Our new BASE Clinical facility is opening in 2024 at the Translational Research Institute (TRI).
The facility includes state-of-art GMP clean rooms and laboratories and will support the production and analysis of mRNA/LNP batches for clinical trials.
BASE Clinical will provide the process development, scalability, production and quality needed to progress your mRNA vaccines and therapies to the clinic.
BASE Clinical will produce mRNA and LNP batches, along with analytical services and quality documentation, for clinical trials.
These manufacturing services are supported by experienced process development, scale-up capabilities, and seamless technology transfer into our production facility.
We ensure the successful delivery of mRNA and LNP batches for early-stage clinical trials.

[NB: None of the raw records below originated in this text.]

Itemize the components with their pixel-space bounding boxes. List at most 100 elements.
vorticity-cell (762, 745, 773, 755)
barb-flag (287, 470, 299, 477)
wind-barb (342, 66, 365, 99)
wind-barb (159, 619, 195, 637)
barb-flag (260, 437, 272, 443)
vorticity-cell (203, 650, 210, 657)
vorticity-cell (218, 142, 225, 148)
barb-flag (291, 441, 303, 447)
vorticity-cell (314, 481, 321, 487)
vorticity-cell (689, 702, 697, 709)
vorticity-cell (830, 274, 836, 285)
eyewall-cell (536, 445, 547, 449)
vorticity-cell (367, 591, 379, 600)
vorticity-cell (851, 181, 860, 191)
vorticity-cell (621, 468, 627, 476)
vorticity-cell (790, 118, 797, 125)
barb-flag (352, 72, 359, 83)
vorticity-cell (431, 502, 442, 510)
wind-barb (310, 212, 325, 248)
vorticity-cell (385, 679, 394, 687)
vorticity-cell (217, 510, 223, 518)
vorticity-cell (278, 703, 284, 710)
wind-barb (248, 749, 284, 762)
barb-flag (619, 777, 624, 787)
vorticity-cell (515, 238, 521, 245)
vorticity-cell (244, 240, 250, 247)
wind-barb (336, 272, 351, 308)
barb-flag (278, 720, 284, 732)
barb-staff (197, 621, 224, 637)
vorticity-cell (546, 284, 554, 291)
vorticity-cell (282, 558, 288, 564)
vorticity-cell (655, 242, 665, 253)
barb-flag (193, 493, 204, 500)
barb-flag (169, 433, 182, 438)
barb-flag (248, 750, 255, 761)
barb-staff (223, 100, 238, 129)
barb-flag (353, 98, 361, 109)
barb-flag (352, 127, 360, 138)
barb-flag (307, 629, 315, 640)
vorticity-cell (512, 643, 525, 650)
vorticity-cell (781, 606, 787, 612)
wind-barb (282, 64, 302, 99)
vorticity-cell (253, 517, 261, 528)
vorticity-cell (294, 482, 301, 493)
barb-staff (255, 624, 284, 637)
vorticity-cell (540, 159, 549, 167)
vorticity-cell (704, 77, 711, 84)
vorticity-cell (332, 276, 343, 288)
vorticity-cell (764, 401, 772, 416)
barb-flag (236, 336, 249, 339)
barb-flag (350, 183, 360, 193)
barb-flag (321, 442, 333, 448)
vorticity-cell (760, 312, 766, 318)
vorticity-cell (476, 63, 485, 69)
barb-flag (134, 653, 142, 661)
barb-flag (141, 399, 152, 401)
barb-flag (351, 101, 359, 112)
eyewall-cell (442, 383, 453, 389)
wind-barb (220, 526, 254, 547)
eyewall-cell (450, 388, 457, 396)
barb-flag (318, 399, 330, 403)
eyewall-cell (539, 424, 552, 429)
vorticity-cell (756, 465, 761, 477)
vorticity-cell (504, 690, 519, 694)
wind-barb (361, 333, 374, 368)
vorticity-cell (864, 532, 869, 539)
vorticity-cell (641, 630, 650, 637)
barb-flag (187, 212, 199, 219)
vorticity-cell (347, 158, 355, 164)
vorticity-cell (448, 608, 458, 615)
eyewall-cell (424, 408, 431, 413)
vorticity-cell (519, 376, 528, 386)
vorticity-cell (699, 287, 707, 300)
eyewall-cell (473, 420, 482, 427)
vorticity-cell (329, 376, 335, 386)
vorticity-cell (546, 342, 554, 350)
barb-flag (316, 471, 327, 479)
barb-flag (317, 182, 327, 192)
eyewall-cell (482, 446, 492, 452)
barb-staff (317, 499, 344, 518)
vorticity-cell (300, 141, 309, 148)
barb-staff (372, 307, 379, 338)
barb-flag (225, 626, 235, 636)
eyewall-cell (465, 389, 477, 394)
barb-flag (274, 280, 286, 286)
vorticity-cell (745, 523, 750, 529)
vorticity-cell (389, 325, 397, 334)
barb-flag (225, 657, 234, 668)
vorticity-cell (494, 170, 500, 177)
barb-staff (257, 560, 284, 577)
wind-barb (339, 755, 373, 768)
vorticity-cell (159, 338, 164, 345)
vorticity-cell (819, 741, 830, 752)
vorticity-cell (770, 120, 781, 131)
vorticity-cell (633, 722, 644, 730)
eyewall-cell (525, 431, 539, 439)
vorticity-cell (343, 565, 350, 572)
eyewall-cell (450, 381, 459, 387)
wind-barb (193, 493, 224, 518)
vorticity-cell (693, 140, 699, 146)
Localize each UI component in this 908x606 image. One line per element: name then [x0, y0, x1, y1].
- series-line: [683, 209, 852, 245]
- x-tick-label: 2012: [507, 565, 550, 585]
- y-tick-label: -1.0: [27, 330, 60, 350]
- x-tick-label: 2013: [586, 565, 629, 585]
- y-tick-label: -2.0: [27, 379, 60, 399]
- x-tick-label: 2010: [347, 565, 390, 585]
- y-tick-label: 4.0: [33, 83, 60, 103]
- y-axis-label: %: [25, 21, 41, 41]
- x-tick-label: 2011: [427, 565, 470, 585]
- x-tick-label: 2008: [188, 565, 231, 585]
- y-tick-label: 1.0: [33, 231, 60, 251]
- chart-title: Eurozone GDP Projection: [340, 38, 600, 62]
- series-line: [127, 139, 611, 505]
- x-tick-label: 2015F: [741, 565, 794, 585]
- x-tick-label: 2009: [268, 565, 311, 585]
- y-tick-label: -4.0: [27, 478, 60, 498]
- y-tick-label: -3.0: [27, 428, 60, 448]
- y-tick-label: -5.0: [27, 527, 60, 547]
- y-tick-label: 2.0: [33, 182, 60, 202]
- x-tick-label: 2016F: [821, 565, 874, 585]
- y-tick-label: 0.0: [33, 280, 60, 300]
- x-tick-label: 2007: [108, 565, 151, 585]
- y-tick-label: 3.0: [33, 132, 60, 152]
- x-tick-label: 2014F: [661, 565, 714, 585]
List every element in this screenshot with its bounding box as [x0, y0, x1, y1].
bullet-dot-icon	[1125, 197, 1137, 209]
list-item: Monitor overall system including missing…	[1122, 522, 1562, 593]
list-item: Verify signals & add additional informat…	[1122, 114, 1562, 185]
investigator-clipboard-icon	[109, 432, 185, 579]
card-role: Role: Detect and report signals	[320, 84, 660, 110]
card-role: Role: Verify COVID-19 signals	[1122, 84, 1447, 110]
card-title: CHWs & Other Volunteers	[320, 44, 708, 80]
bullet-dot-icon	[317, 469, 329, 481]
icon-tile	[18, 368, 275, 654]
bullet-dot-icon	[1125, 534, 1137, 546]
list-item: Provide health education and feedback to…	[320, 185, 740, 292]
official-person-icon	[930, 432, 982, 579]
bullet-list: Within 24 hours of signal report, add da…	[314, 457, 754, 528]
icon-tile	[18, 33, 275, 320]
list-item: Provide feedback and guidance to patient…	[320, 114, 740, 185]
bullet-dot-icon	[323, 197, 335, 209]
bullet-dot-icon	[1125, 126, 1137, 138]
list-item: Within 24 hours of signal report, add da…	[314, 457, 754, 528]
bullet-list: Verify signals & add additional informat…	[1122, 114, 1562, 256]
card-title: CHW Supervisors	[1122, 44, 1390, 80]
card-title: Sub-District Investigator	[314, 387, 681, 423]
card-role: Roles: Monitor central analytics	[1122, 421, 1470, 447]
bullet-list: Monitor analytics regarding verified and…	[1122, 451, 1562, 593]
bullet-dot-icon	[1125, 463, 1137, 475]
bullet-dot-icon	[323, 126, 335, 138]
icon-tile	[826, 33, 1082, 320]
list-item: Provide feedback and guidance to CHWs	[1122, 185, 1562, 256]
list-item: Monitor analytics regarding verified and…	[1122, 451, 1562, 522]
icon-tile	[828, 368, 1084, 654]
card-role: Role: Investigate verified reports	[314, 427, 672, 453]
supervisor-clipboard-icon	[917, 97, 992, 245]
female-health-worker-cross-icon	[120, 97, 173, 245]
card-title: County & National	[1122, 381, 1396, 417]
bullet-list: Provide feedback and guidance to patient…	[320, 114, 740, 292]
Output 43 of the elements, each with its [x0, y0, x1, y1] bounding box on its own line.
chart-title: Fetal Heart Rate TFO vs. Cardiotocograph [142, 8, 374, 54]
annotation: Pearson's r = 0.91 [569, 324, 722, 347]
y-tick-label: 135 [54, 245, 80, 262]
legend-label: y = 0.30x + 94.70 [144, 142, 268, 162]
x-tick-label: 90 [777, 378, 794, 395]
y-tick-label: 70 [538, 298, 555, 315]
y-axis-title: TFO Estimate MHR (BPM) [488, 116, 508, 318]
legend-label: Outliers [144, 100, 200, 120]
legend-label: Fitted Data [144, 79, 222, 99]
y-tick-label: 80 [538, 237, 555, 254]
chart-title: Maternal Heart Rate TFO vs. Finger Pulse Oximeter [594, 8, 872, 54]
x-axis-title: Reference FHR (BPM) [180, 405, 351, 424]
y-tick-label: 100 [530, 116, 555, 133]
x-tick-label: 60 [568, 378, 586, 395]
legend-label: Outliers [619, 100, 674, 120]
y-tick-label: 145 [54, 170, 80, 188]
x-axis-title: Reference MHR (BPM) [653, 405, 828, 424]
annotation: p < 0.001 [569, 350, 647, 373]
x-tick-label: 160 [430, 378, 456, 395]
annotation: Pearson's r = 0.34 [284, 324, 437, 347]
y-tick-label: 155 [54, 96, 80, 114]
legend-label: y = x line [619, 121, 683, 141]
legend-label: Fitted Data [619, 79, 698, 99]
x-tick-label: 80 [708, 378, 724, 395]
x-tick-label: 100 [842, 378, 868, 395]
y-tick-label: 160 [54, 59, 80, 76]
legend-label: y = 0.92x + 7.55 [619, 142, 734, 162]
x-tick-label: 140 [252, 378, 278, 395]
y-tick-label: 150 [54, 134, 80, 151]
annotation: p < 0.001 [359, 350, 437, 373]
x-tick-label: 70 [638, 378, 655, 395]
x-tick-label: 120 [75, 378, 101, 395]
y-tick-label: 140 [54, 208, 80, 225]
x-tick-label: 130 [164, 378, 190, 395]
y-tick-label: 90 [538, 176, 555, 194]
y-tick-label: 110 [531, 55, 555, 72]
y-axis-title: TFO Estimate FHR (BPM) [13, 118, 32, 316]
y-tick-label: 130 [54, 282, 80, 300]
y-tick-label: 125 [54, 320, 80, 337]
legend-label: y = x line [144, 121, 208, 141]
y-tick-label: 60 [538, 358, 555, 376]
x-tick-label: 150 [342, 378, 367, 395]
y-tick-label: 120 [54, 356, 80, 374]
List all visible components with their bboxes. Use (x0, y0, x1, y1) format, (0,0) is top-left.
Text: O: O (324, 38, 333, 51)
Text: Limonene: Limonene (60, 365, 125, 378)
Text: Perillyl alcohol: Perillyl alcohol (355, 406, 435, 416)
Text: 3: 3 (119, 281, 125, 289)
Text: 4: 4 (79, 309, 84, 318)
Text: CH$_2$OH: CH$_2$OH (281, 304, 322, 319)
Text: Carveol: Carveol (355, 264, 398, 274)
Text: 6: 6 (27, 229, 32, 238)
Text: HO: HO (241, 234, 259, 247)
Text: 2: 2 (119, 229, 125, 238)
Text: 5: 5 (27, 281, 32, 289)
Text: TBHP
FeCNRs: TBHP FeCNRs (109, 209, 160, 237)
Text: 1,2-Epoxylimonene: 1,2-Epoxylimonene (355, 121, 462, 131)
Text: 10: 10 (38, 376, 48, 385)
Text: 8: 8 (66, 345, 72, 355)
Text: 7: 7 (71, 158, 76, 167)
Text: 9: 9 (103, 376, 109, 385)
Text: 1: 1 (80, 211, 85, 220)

BASE Clinical will provide comprehensive analytical services to ensure the quality of our mRNA/LNP batches.
Our qualified and validated instruments and assays can accurately measure critical mRNA quality attributes, including identity, integrity, capping efficiency, impurities, and safety.
These capabilities are supported by an expert quality control team with extensive experience in mRNA/LNP analysis.
BASE Clinical is committed to providing mRNA and LNP batches at the highest-quality, purity and safety.
Our production undergoes rigorous quality control and is supported by phase-appropriate quality documentation and regulatory submission support.
Our robust Quality Management System (QMS) and team of quality experts ensure mRNA/LNP batches are manufactured at the highest level of quality, consistency and purity.